Golestan moved to London with his wife and their newborn son in 1984. He began work with the Reflex photo agency, as well as travelling to Iran to cover the war and other events.
In 1991, Golestan decided to make a documentary called "Recording the Truth", about media censorship in Iran. The twenty-seven minute film was a detailed portrait of the way in which the press functioned after the Revolution, under continuous government restrictions. The film resulted in banning Golestan from working in Iran, and consequently he was placed under house arrest for two years. It also marked the end of his photographic period, as he moved to video and documentary filmmaking.
Golestan, in 1994, began to work as a cameraman for the Associated Press Television Network, providing footage to worldwide channels such as CNN and BBC. He also began teaching photojournalism at Tehran University, and was enthusiastic in encouraging a new generation of young Iranian photographers through projects like "Char Negah" (Four Views) in 2002. The book had originally been proposed as a project by British Petroleum (BP) to commemorate the eightieth anniversary of Laurence Lockhart's first trip to Iran in 1922, who made documentary photographs of Iran.

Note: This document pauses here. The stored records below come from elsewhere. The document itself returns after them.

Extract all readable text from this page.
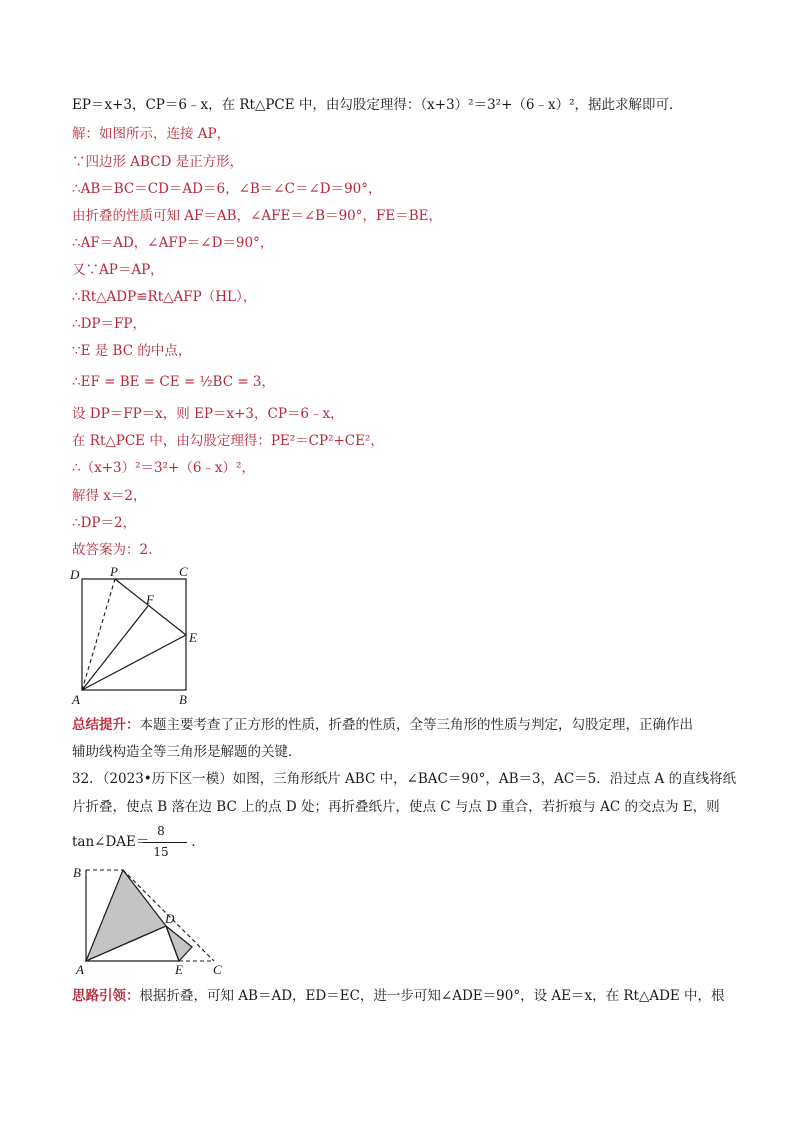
EP＝x+3，CP＝6﹣x，在 Rt△PCE 中，由勾股定理得：（x+3）²＝3²+（6﹣x）²，据此求解即可．
解：如图所示，连接 AP，
∵四边形 ABCD 是正方形，
∴AB＝BC＝CD＝AD＝6，∠B＝∠C＝∠D＝90°，
由折叠的性质可知 AF＝AB，∠AFE＝∠B＝90°，FE＝BE，
∴AF＝AD，∠AFP＝∠D＝90°，
又∵AP＝AP，
∴Rt△ADP≌Rt△AFP（HL），
∴DP＝FP，
∵E 是 BC 的中点，
∴EF = BE = CE = ½BC = 3，
设 DP＝FP＝x，则 EP＝x+3，CP＝6﹣x，
在 Rt△PCE 中，由勾股定理得：PE²＝CP²+CE²，
∴（x+3）²＝3²+（6﹣x）²，
解得 x＝2，
∴DP＝2，
故答案为：2．
D P	C
F
E
A	B
总结提升：本题主要考查了正方形的性质，折叠的性质，全等三角形的性质与判定，勾股定理，正确作出
辅助线构造全等三角形是解题的关键．
32．（2023•历下区一模）如图，三角形纸片 ABC 中，∠BAC＝90°，AB＝3，AC＝5．沿过点 A 的直线将纸
片折叠，使点 B 落在边 BC 上的点 D 处；再折叠纸片，使点 C 与点 D 重合，若折痕与 AC 的交点为 E，则
tan∠DAE＝	．
8
15
B
D
A	E C
思路引领：根据折叠，可知 AB＝AD，ED＝EC，进一步可知∠ADE＝90°，设 AE＝x，在 Rt△ADE 中，根
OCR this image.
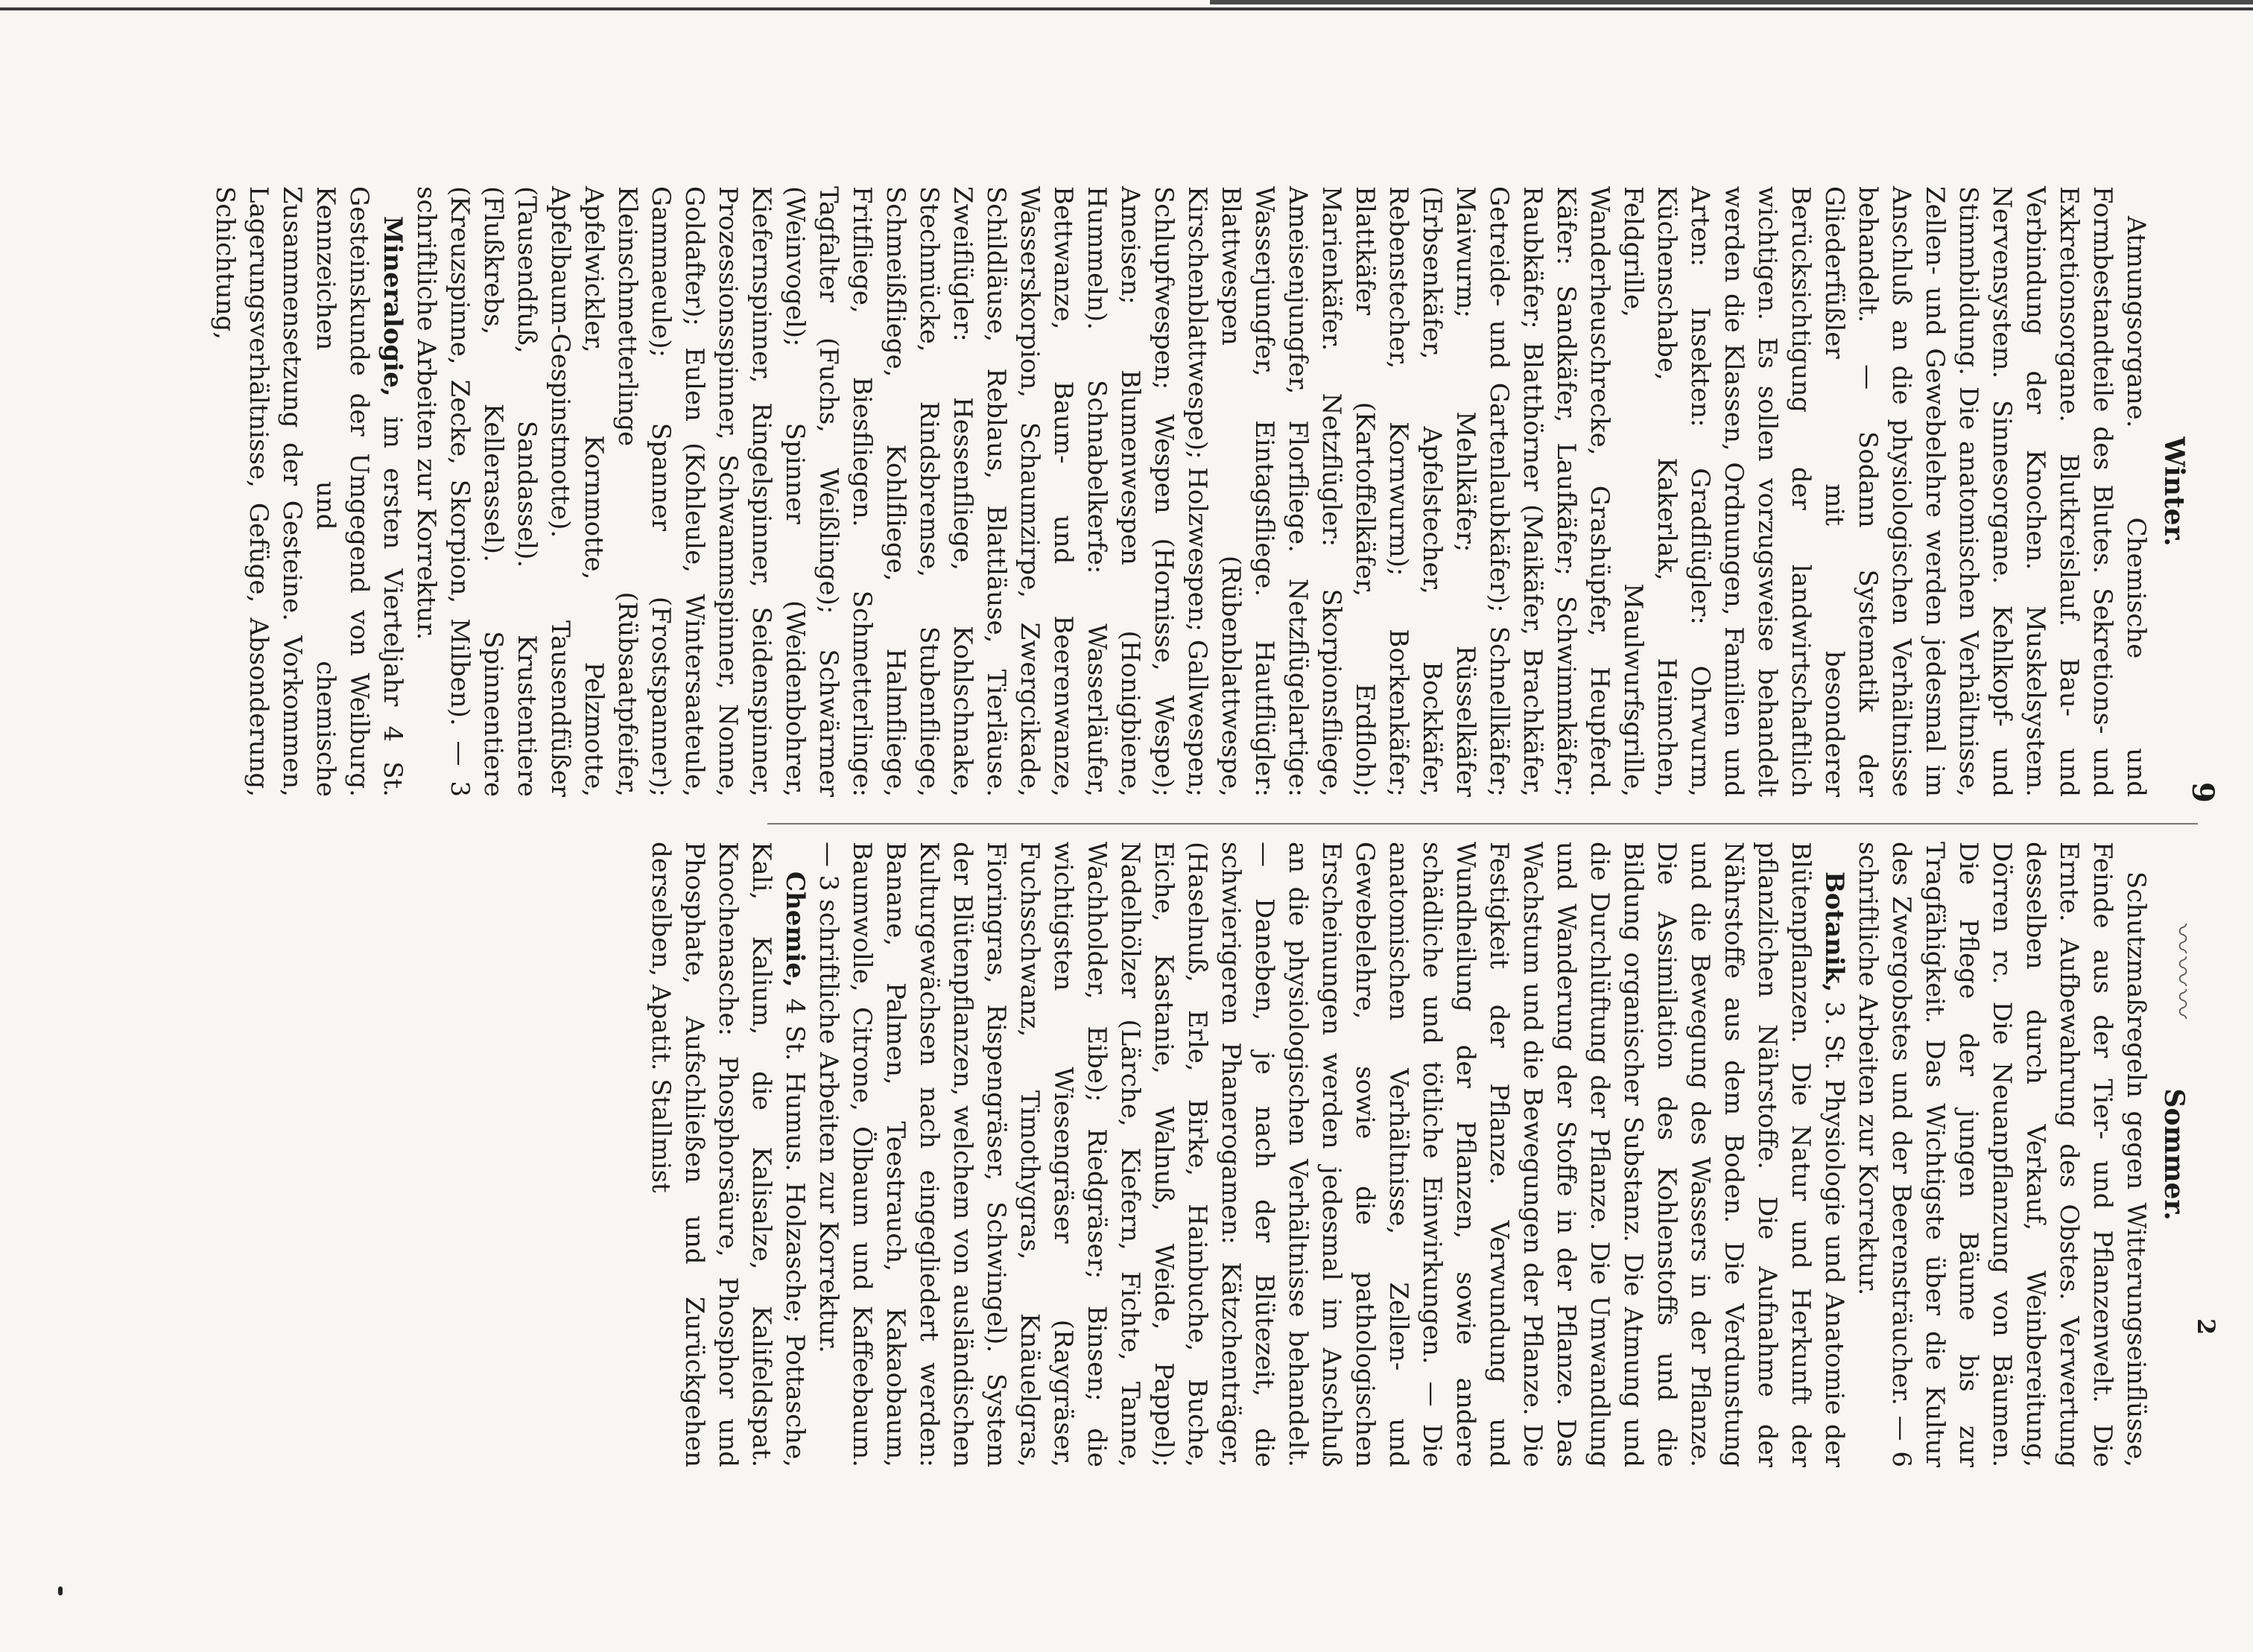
9
〰〰〰
2
Winter.

Atmungsorgane. Chemische und Formbestandteile des Blutes. Sekretions- und Exkretionsorgane. Blutkreislauf. Bau- und Verbindung der Knochen. Muskelsystem. Nervensystem. Sinnesorgane. Kehlkopf- und Stimmbildung. Die anatomischen Verhältnisse, Zellen- und Gewebelehre werden jedesmal im Anschluß an die physiologischen Verhältnisse behandelt. — Sodann Systematik der Gliederfüßler mit besonderer Berücksichtigung der landwirtschaftlich wichtigen. Es sollen vorzugsweise behandelt werden die Klassen, Ordnungen, Familien und Arten: Insekten: Gradflügler: Ohrwurm, Küchenschabe, Kakerlak, Heimchen, Feldgrille, Maulwurfsgrille, Wanderheuschrecke, Grashüpfer, Heupferd. Käfer: Sandkäfer, Laufkäfer; Schwimmkäfer; Raubkäfer; Blatthörner (Maikäfer, Brachkäfer, Getreide- und Gartenlaubkäfer); Schnellkäfer; Maiwurm; Mehlkäfer; Rüsselkäfer (Erbsenkäfer, Apfelstecher, Bockkäfer, Rebenstecher, Kornwurm); Borkenkäfer; Blattkäfer (Kartoffelkäfer, Erdfloh); Marienkäfer. Netzflügler: Skorpionsfliege, Ameisenjungfer, Florfliege. Netzflügelartige: Wasserjungfer, Eintagsfliege. Hautflügler: Blattwespen (Rübenblattwespe, Kirschenblattwespe); Holzwespen; Gallwespen; Schlupfwespen; Wespen (Hornisse, Wespe); Ameisen; Blumenwespen (Honigbiene, Hummeln). Schnabelkerfe: Wasserläufer, Bettwanze, Baum- und Beerenwanze, Wasserskorpion, Schaumzirpe, Zwergcikade, Schildläuse, Reblaus, Blattläuse, Tierläuse. Zweiflügler: Hessenfliege, Kohlschnake, Stechmücke, Rindsbremse, Stubenfliege, Schmeißfliege, Kohlfliege, Halmfliege, Fritfliege, Biesfliegen. Schmetterlinge: Tagfalter (Fuchs, Weißlinge); Schwärmer (Weinvogel); Spinner (Weidenbohrer, Kiefernspinner, Ringelspinner, Seidenspinner, Prozessionsspinner, Schwammspinner, Nonne, Goldafter); Eulen (Kohleule, Wintersaateule, Gammaeule); Spanner (Frostspanner); Kleinschmetterlinge (Rübsaatpfeifer, Apfelwickler, Kornmotte, Pelzmotte, Apfelbaum-Gespinstmotte). Tausendfüßer (Tausendfuß, Sandassel). Krustentiere (Flußkrebs, Kellerassel). Spinnentiere (Kreuzspinne, Zecke, Skorpion, Milben). — 3 schriftliche Arbeiten zur Korrektur.

Mineralogie, im ersten Vierteljahr 4 St. Gesteinskunde der Umgegend von Weilburg. Kennzeichen und chemische Zusammensetzung der Gesteine. Vorkommen, Lagerungsverhältnisse, Gefüge, Absonderung, Schichtung,

Sommer.

Schutzmaßregeln gegen Witterungseinflüsse, Feinde aus der Tier- und Pflanzenwelt. Die Ernte. Aufbewahrung des Obstes. Verwertung desselben durch Verkauf, Weinbereitung, Dörren rc. Die Neuanpflanzung von Bäumen. Die Pflege der jungen Bäume bis zur Tragfähigkeit. Das Wichtigste über die Kultur des Zwergobstes und der Beerensträucher. — 6 schriftliche Arbeiten zur Korrektur.

Botanik, 3. St. Physiologie und Anatomie der Blütenpflanzen. Die Natur und Herkunft der pflanzlichen Nährstoffe. Die Aufnahme der Nährstoffe aus dem Boden. Die Verdunstung und die Bewegung des Wassers in der Pflanze. Die Assimilation des Kohlenstoffs und die Bildung organischer Substanz. Die Atmung und die Durchlüftung der Pflanze. Die Umwandlung und Wanderung der Stoffe in der Pflanze. Das Wachstum und die Bewegungen der Pflanze. Die Festigkeit der Pflanze. Verwundung und Wundheilung der Pflanzen, sowie andere schädliche und tötliche Einwirkungen. — Die anatomischen Verhältnisse, Zellen- und Gewebelehre, sowie die pathologischen Erscheinungen werden jedesmal im Anschluß an die physiologischen Verhältnisse behandelt. — Daneben, je nach der Blütezeit, die schwierigeren Phanerogamen: Kätzchenträger, (Haselnuß, Erle, Birke, Hainbuche, Buche, Eiche, Kastanie, Walnuß, Weide, Pappel); Nadelhölzer (Lärche, Kiefern, Fichte, Tanne, Wachholder, Eibe); Riedgräser; Binsen; die wichtigsten Wiesengräser (Raygräser, Fuchsschwanz, Timothygras, Knäuelgras, Fioringras, Rispengräser, Schwingel). System der Blütenpflanzen, welchem von ausländischen Kulturgewächsen nach eingegliedert werden: Banane, Palmen, Teestrauch, Kakaobaum, Baumwolle, Citrone, Ölbaum und Kaffeebaum. — 3 schriftliche Arbeiten zur Korrektur.

Chemie, 4 St. Humus. Holzasche; Pottasche, Kali, Kalium, die Kalisalze, Kalifeldspat. Knochenasche: Phosphorsäure, Phosphor und Phosphate, Aufschließen und Zurückgehen derselben, Apatit. Stallmist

Golestan agreed to do the project on the condition that in addition to Lockhart's photography, the book would also show the work of Iranian photographers, his pupils, from the same regions Lockhart had photographed, in an attempt to provide a more truthful, indigenous view of the subject.
In 1999, he began working with the BBC's Tehran bureau as the cameraman on Jim Muir's reports.
On April 2, 2003, while on assignment in Kifri, Iraqi Kurdistan, Kaveh Golestan stepped on a land mine and was killed instantly. He is buried in Tehran.